İNCİ A., Cengiz B., BİBEROĞLU G., OKUR İ., ARHAN E., ÖNER A. Y., ...Daha Fazla

AMERICAN JOURNAL OF MEDICAL GENETICS PART A, cilt.185, sa.9, ss.2739-2747, 2021 (SCI-Expanded) identifier identifier identifier

  • Yayın Türü: Makale / Tam Makale
  • Cilt numarası: 185 Sayı: 9
  • Basım Tarihi: 2021
  • Doi Numarası: 10.1002/ajmg.a.62247
  • Dergi Adı: AMERICAN JOURNAL OF MEDICAL GENETICS PART A
  • Derginin Tarandığı İndeksler: Science Citation Index Expanded (SCI-EXPANDED), Scopus, Applied Science & Technology Source, BIOSIS, CAB Abstracts, EMBASE, MEDLINE
  • Sayfa Sayıları: ss.2739-2747
  • Anahtar Kelimeler: congenital defects of glycosylation, dysmorphic features, inborn errors of metabolism, next&#8208, generation DNA sequencing
  • Gazi Üniversitesi Adresli: Evet

Özet

The pathophysiology of congenital defects of glycosylation (CDG) is complex and the diagnosis has been a challenge because of the overlapping clinical signs and symptoms as well as a large number of disorders. Isoelectric focusing of transferrin has been used as a screening method but has limitations. Individual enzyme or molecular genetic tests have been difficult to perform. In this study, we aimed to describe CDG patients who were referred to from different departments either without a preliminary diagnosis or suspected to have a genetic disorder other than CDG. The patients were diagnosed mainly with a 450 gene next-generation DNA sequencing panel for inborn errors of metabolism, which also included 25 genes for CDG. A total of 862 patients were investigated with the panel, whereby homozygous (10) or compound heterozygous (4) mutations were found in a total of 14 (1.6%) patients. A total of 13 different mutations were discovered, 10 of them being novel. Interestingly, none of the patients was suspected to have a CDG before referral.

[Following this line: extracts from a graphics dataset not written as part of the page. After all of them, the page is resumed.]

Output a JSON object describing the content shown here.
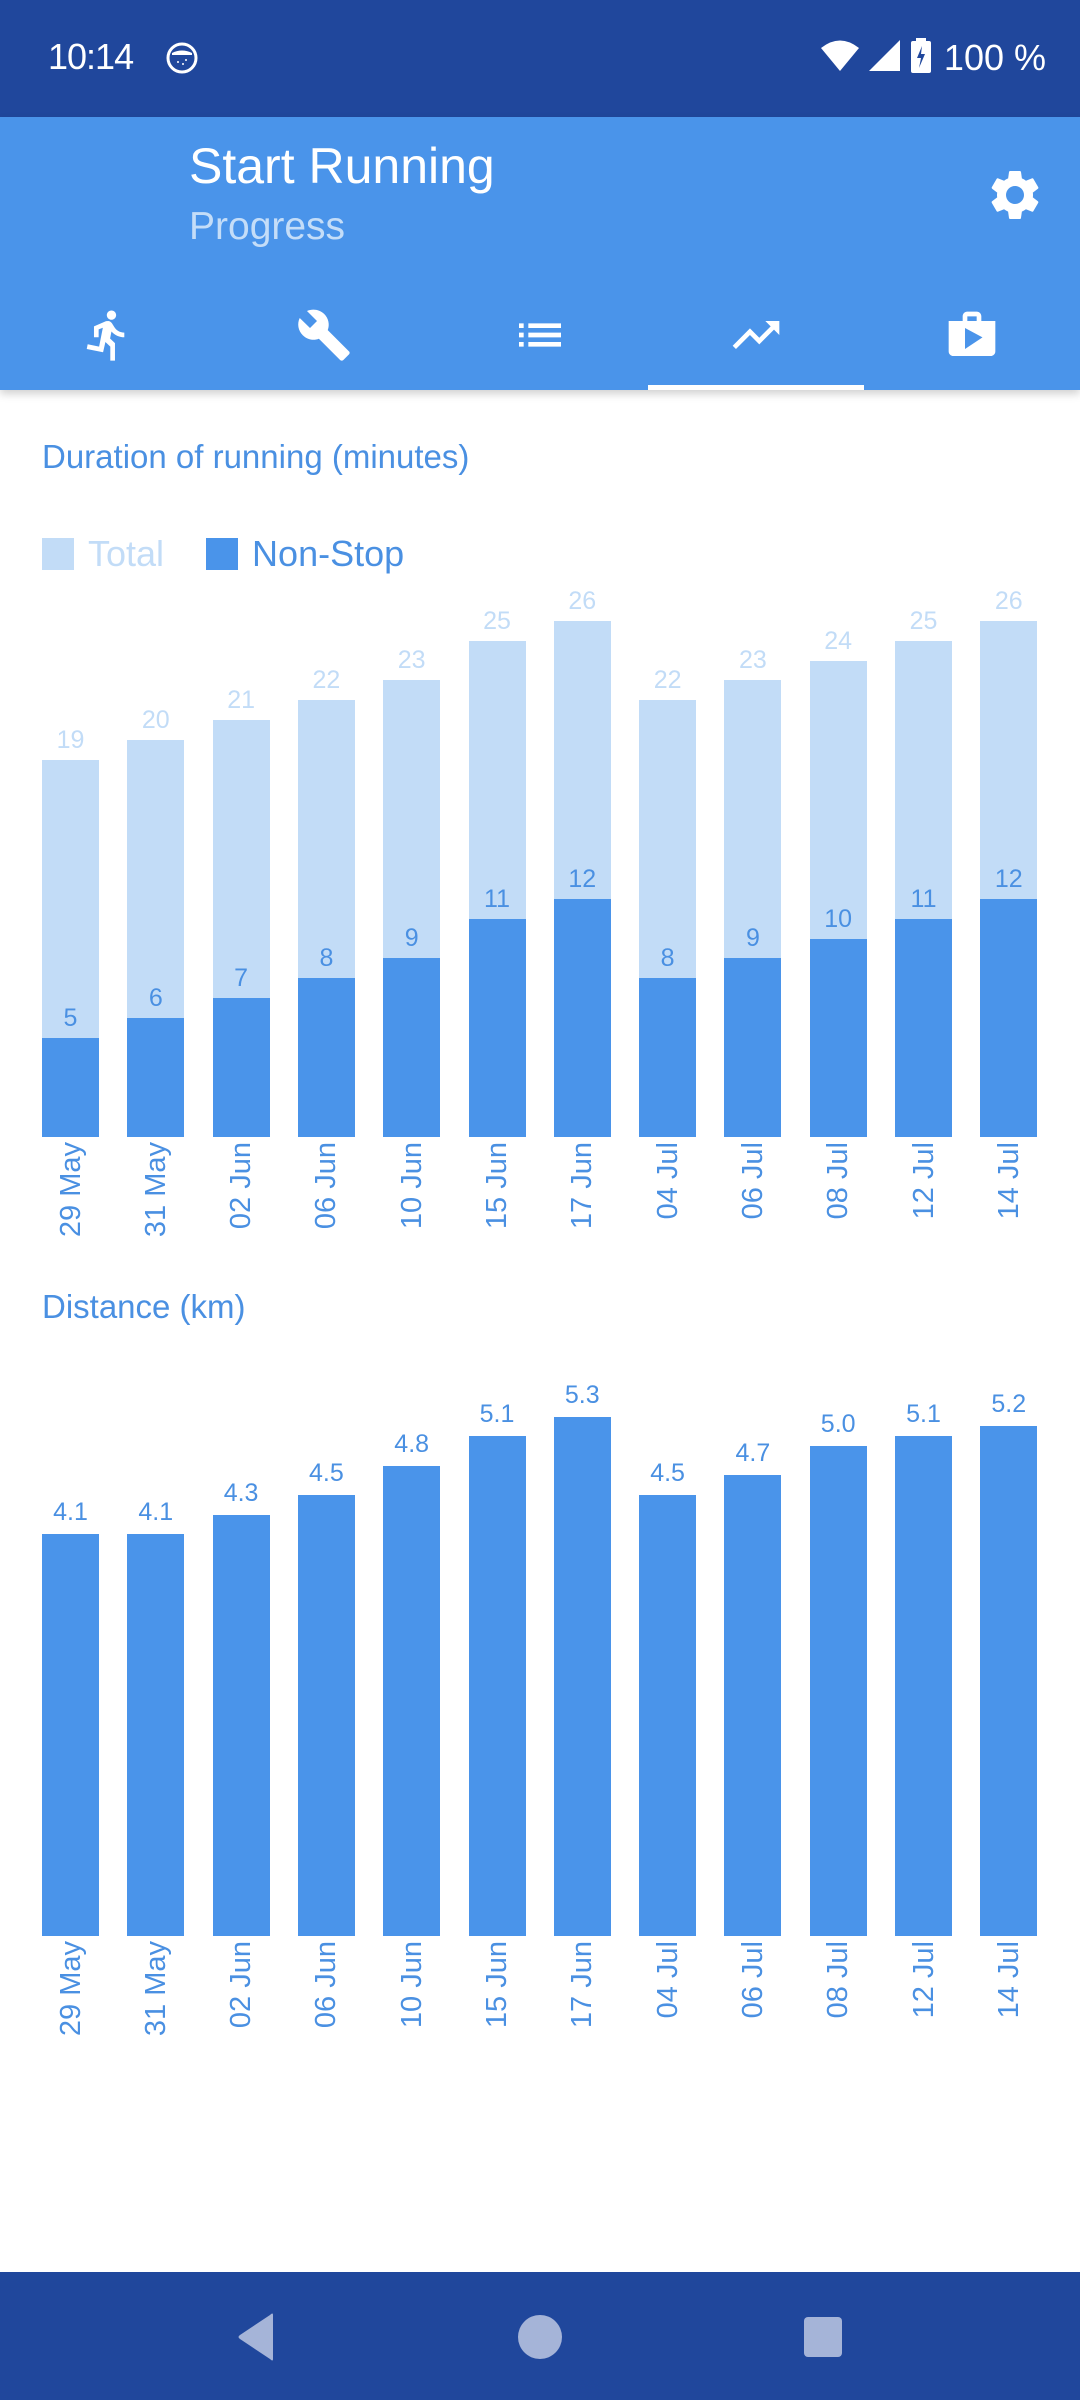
{
  "status_bar": {
    "time": "10:14",
    "battery_text": "100 %",
    "icons": [
      "notification-app-icon",
      "wifi-icon",
      "cell-signal-icon",
      "battery-charging-icon"
    ]
  },
  "app_bar": {
    "title": "Start Running",
    "subtitle": "Progress",
    "settings_icon": "gear-icon",
    "tabs": [
      {
        "icon": "run-icon",
        "active": false
      },
      {
        "icon": "wrench-icon",
        "active": false
      },
      {
        "icon": "list-icon",
        "active": false
      },
      {
        "icon": "trending-up-icon",
        "active": true
      },
      {
        "icon": "shop-play-icon",
        "active": false
      }
    ]
  },
  "colors": {
    "status_bar": "#20479c",
    "app_bar": "#4a94ea",
    "accent": "#4a90e2",
    "total_bar": "#c2dcf7",
    "nonstop_bar": "#4a94ea",
    "subtitle": "#c4ddf8"
  },
  "duration_chart": {
    "title": "Duration of running (minutes)",
    "legend": {
      "total": "Total",
      "nonstop": "Non-Stop"
    }
  },
  "distance_chart": {
    "title": "Distance (km)"
  },
  "chart_data": [
    {
      "type": "bar",
      "stacked": "overlay",
      "title": "Duration of running (minutes)",
      "xlabel": "",
      "ylabel": "",
      "categories": [
        "29 May",
        "31 May",
        "02 Jun",
        "06 Jun",
        "10 Jun",
        "15 Jun",
        "17 Jun",
        "04 Jul",
        "06 Jul",
        "08 Jul",
        "12 Jul",
        "14 Jul"
      ],
      "series": [
        {
          "name": "Total",
          "color": "#c2dcf7",
          "values": [
            19,
            20,
            21,
            22,
            23,
            25,
            26,
            22,
            23,
            24,
            25,
            26
          ]
        },
        {
          "name": "Non-Stop",
          "color": "#4a94ea",
          "values": [
            5,
            6,
            7,
            8,
            9,
            11,
            12,
            8,
            9,
            10,
            11,
            12
          ]
        }
      ],
      "ylim": [
        0,
        26
      ],
      "grid": false,
      "legend_position": "top-left"
    },
    {
      "type": "bar",
      "title": "Distance (km)",
      "xlabel": "",
      "ylabel": "",
      "categories": [
        "29 May",
        "31 May",
        "02 Jun",
        "06 Jun",
        "10 Jun",
        "15 Jun",
        "17 Jun",
        "04 Jul",
        "06 Jul",
        "08 Jul",
        "12 Jul",
        "14 Jul"
      ],
      "values": [
        4.1,
        4.1,
        4.3,
        4.5,
        4.8,
        5.1,
        5.3,
        4.5,
        4.7,
        5.0,
        5.1,
        5.2
      ],
      "value_labels": [
        "4.1",
        "4.1",
        "4.3",
        "4.5",
        "4.8",
        "5.1",
        "5.3",
        "4.5",
        "4.7",
        "5.0",
        "5.1",
        "5.2"
      ],
      "ylim": [
        0,
        5.3
      ],
      "grid": false
    }
  ],
  "nav_bar": {
    "buttons": [
      "back-icon",
      "home-icon",
      "recents-icon"
    ]
  }
}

This report expands the clinical/laboratory findings in patients with CDG and stresses on the fact that CDG should be in the differential list for pediatric patients presented with nonspecific dysmorphic features and neurological delays/regression. Also, next-generation DNA sequencing with panel approach was noticed to have a significant diagnostic potential in patients presented with nonspecific neurologic and dysmorphic findings.